VTech Holdings Ltd. fell to a three-year low after the Hong Kong-based company said hackers who infiltrated its online services gained access to the profiles of more than 6 million children whose files lacked encryption.
Almost half of the 4.9 million parent accounts that were accessed belonged to users in the U.S. and the rest were scattered around the globe, the maker of children’s electronic toys, smartwatches and computer tablets said in an online post. About 6.4 million children’s profiles were accessed, with almost half containing information -- names, gender and birth dates -- from kids.
Lack of Encryption in Healthcare Insurance
The FBI warned that medical devices and other hospital and healthcare systems need some serious
security upgrades to weather the coming onslaught of malicious hacking. With an impending deadline to shift to electronic medical records, which fetch a high price on the black market, healthcare systems are an increasingly alluring target for cyber-criminals.
Along with its customers, the Health Insurance companies also suffer from the the hacks of the records that are NOT Encrypted. Aside from the brand and reputation damage and cost of credit monitoring, the company could even be hit with fines for HIPAA violations due to failure to protect sensitive medical data. Customers face much more severe losses due to lack of encryption such as losing their benefits to imposters and the exponentiating possibility that Medical Implant devices as with millions of other Internet of Things (IoT) devices whose software lacks encryption could face personal injury or even loss of life.
Encryption and Political Rhetoric
After the recent attacks in Paris and San Bernardino, encryption has once again become a political target. Despite there still being no solid evidence the attackers benefited from or even used encryption (in at least one case, they coordinated via distinctly unencrypted text messages) in the U.S. law enforcement and national security hawks have used the tragedies to continue pressing tech companies to give the US government access to encrypted communications—even if that means rolling back security and changing the nature of their businesses.
In the wake of the numerous incidents that have been traced to the Islamic State, otherwise known as ISIS or ISIL, academics and security advocates say officials are again seizing on public fear to push more aggressive surveillance legislation. This month, the French newspaper Le Monde obtained documents from the Ministry of Interior considering legislation to block the use of the Tor anonymity network, a series of virtual encryption tunnels that allow people to share information online without compromising their privacy.

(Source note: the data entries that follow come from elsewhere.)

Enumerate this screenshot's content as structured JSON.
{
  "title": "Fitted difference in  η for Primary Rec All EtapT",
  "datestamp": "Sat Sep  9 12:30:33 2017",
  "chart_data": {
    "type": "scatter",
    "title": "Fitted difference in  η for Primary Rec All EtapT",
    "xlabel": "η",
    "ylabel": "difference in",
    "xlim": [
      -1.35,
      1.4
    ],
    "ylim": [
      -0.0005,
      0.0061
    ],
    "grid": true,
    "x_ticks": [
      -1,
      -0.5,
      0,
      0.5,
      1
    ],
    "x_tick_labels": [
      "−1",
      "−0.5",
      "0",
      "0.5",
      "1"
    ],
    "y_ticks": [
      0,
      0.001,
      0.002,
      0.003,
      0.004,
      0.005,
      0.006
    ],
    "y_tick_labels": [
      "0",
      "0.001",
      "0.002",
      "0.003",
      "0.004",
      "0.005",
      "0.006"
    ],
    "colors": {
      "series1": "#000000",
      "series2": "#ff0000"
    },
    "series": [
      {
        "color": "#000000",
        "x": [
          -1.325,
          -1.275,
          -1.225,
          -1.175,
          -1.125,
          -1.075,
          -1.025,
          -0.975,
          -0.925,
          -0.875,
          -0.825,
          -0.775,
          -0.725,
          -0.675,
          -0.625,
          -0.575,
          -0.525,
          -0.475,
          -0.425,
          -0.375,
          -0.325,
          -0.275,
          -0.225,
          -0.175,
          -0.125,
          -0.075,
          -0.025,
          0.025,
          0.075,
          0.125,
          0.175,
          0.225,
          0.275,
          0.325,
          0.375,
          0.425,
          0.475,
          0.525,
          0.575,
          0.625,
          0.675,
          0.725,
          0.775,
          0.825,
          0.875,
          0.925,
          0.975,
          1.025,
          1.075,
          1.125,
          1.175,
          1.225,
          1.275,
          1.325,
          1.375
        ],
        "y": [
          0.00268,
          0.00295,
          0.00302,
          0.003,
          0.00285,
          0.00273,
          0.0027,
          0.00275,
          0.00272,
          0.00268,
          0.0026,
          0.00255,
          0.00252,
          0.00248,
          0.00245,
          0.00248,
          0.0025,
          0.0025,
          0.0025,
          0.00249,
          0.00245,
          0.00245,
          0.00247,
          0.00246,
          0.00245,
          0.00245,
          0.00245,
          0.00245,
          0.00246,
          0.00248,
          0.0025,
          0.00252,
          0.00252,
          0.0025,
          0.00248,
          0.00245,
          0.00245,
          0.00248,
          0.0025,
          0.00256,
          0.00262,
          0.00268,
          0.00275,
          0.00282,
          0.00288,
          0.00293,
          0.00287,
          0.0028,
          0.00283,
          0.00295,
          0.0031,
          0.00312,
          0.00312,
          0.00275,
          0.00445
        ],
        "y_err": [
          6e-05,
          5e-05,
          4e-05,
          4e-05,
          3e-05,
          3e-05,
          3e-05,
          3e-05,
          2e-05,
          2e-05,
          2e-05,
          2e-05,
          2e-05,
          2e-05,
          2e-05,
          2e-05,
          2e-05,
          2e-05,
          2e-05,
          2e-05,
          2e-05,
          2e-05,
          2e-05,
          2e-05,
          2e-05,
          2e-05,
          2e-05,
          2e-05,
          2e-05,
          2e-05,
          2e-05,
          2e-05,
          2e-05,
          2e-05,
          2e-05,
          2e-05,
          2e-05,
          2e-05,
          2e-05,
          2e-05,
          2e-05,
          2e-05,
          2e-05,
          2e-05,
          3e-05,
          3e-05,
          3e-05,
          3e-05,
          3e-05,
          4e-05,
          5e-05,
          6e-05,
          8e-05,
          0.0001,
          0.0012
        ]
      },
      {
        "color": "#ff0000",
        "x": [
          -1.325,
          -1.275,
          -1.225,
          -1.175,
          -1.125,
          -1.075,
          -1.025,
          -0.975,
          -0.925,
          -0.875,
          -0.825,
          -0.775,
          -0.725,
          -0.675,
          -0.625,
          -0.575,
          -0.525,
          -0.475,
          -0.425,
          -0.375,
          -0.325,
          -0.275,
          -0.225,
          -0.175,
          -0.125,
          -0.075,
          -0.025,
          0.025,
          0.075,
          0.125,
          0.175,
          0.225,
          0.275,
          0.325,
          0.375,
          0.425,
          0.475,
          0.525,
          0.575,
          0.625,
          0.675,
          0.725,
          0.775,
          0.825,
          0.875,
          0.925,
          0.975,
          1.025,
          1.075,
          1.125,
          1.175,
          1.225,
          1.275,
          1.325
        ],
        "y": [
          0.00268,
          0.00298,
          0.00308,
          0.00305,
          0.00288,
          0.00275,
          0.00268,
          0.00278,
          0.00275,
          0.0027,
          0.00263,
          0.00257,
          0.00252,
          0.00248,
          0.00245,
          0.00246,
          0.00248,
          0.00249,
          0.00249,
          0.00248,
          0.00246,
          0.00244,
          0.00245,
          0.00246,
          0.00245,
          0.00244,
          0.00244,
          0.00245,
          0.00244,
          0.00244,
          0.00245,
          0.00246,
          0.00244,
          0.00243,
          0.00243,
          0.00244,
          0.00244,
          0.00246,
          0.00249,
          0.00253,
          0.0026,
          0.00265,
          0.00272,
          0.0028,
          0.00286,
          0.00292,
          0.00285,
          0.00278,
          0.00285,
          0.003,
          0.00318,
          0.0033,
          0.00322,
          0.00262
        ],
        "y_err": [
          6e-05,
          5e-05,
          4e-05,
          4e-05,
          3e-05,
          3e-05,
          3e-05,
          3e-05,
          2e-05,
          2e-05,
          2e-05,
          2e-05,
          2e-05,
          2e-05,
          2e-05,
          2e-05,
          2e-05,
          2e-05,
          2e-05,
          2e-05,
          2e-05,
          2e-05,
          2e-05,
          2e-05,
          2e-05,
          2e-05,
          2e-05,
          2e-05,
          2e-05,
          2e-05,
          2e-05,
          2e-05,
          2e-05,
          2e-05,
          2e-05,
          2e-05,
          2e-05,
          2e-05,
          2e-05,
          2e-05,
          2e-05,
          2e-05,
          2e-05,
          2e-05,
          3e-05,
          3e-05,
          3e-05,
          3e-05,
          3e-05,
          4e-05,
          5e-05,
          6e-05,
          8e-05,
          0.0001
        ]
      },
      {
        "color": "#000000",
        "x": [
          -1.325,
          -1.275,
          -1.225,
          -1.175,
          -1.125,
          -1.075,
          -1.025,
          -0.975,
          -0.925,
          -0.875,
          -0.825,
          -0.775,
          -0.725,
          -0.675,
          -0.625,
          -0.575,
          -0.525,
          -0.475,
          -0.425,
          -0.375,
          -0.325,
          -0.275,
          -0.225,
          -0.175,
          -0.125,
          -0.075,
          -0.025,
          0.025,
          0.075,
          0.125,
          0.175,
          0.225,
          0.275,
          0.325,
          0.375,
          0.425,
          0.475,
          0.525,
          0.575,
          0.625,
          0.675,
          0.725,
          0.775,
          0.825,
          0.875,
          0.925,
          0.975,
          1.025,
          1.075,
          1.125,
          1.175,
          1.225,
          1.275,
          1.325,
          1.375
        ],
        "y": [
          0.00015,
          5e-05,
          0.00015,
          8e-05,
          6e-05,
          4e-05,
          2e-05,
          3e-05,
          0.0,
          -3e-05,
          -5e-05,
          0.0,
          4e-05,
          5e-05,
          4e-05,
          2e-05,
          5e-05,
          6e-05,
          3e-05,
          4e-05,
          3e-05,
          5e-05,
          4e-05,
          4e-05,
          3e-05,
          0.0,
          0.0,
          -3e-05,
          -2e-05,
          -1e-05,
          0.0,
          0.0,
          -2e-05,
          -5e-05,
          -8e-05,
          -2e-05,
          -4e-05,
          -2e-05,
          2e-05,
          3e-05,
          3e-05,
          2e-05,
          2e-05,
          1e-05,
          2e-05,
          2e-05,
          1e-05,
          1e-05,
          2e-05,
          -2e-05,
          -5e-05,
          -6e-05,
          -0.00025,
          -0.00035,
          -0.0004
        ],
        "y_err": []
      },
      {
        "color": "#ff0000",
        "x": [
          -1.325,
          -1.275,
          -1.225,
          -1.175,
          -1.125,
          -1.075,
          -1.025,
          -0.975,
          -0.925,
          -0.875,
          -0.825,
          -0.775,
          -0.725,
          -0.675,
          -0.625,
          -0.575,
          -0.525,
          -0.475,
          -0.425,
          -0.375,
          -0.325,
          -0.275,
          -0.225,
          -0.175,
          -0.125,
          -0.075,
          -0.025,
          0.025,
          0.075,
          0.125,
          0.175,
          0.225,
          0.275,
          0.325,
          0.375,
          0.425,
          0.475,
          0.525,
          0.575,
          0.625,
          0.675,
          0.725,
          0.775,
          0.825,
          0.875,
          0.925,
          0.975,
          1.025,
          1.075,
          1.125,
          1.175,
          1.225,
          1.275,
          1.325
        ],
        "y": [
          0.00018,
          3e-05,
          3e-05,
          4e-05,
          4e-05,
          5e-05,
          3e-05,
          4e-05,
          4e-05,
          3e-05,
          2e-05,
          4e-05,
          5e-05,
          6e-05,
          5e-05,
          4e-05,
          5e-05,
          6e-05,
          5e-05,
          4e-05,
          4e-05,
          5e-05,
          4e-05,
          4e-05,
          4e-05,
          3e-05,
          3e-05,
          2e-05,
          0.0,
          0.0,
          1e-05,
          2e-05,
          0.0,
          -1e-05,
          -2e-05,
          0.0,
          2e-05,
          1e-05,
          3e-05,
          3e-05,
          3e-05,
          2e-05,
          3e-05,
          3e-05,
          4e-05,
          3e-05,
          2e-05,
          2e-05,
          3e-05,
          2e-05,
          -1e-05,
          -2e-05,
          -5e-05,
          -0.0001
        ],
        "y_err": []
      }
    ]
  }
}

The documents also show discussionto “forbid free and shared Wi-Fi connections” used in public places like cafes and airports, during a state of emergency.

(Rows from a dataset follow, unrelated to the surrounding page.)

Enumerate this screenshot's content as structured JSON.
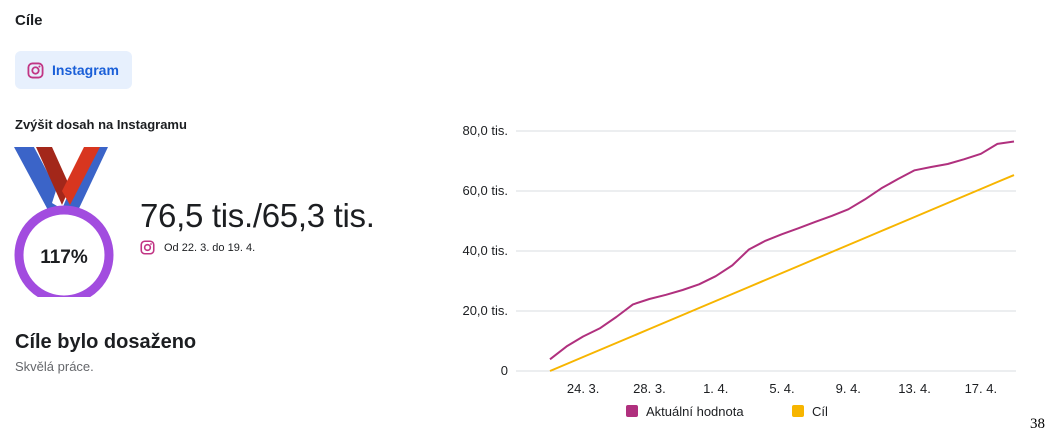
{
  "header": {
    "title": "Cíle"
  },
  "platform_chip": {
    "label": "Instagram",
    "icon": "instagram-icon",
    "color": "#1a5fd8"
  },
  "goal": {
    "name": "Zvýšit dosah na Instagramu",
    "percent": "117%",
    "value_text": "76,5 tis./65,3 tis.",
    "date_range": "Od 22. 3. do 19. 4.",
    "status_title": "Cíle bylo dosaženo",
    "status_subtitle": "Skvělá práce."
  },
  "medal": {
    "icon": "medal-icon",
    "ring_color": "#a24cdf",
    "ribbon_colors": [
      "#3b64c8",
      "#ffffff",
      "#d8361f"
    ]
  },
  "page_number": "38",
  "chart_data": {
    "type": "line",
    "x": [
      "22. 3.",
      "23. 3.",
      "24. 3.",
      "25. 3.",
      "26. 3.",
      "27. 3.",
      "28. 3.",
      "29. 3.",
      "30. 3.",
      "31. 3.",
      "1. 4.",
      "2. 4.",
      "3. 4.",
      "4. 4.",
      "5. 4.",
      "6. 4.",
      "7. 4.",
      "8. 4.",
      "9. 4.",
      "10. 4.",
      "11. 4.",
      "12. 4.",
      "13. 4.",
      "14. 4.",
      "15. 4.",
      "16. 4.",
      "17. 4.",
      "18. 4.",
      "19. 4."
    ],
    "xticks": [
      "24. 3.",
      "28. 3.",
      "1. 4.",
      "5. 4.",
      "9. 4.",
      "13. 4.",
      "17. 4."
    ],
    "yticks": [
      0,
      20000,
      40000,
      60000,
      80000
    ],
    "ytick_labels": [
      "0",
      "20,0 tis.",
      "40,0 tis.",
      "60,0 tis.",
      "80,0 tis."
    ],
    "ylim": [
      0,
      80000
    ],
    "grid": true,
    "legend_position": "bottom",
    "series": [
      {
        "name": "Aktuální hodnota",
        "color": "#b0307e",
        "values": [
          3900,
          8200,
          11500,
          14200,
          18000,
          22200,
          24000,
          25400,
          27000,
          28900,
          31600,
          35200,
          40500,
          43400,
          45600,
          47600,
          49700,
          51700,
          53900,
          57200,
          60900,
          64000,
          66900,
          68000,
          69000,
          70600,
          72400,
          75700,
          76500
        ]
      },
      {
        "name": "Cíl",
        "color": "#f7b500",
        "values": [
          0,
          2330,
          4660,
          7000,
          9330,
          11660,
          14000,
          16330,
          18660,
          21000,
          23330,
          25660,
          28000,
          30330,
          32660,
          35000,
          37330,
          39660,
          42000,
          44330,
          46660,
          49000,
          51330,
          53660,
          56000,
          58330,
          60660,
          63000,
          65300
        ]
      }
    ]
  }
}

Similarly, the British Parliament is in the process of passing something called the Investigatory Powers Bill, which, according to its current draft, would drastically expand the government’s online surveillance privileges and require Internet and phone companies to have “permanent capabilities” that can intercept and collect data passing through their networks.
Why Encryption isn't == Terrorism
It took nearly two weeks for French officials to piece together how a team of nine terrorists planned the deadly Nov. 13 terrorist attacks in Paris that killed 130. And during that time, intelligence officials filled the media vacuum with their own theories for what happened.
A Nov. 15 New York Times story(which was later silently pulled) said the attackers were “believed to have communicated using encryption technology, according to European officials who had been briefed on the investigation.”
According to Motherboard on Dec. 9, At a Senate Judiciary Committee hearing that day, FBI director James Comey went so far as to suggest that companies providing users with end-to-end encryption might need to simply, well, stop doing that.
No government has provided a concrete example of when encryption has stopped them from getting information that they deemed necessary to investigate a terrorist attack, that they weren’t able to get through other means,
Amie Stepanovich, the U.S. policy manager for Access Now, a nonprofit dedicated to defending digital rights.
The simplest analogy for why the narrative around encryption as being anything more than enabler for the privacy and security that people and companies need comes from Whitfield Diffie who helped lead a revolution in computer cryptography decades ago.
"This is like saying, well, you know, cars are of use to bank robbers. This was at one time a very major thing," he said. "Nobody ever took seriously at that time the notion that you should cut down the abilities of cars in order to solve one particular sort of crime."
I look forward to your thoughts and inputs on the critical and timely topic of encryption and it's role in ensuring the privacy, safety and security of people, processes and technology both in your personal and professional lives.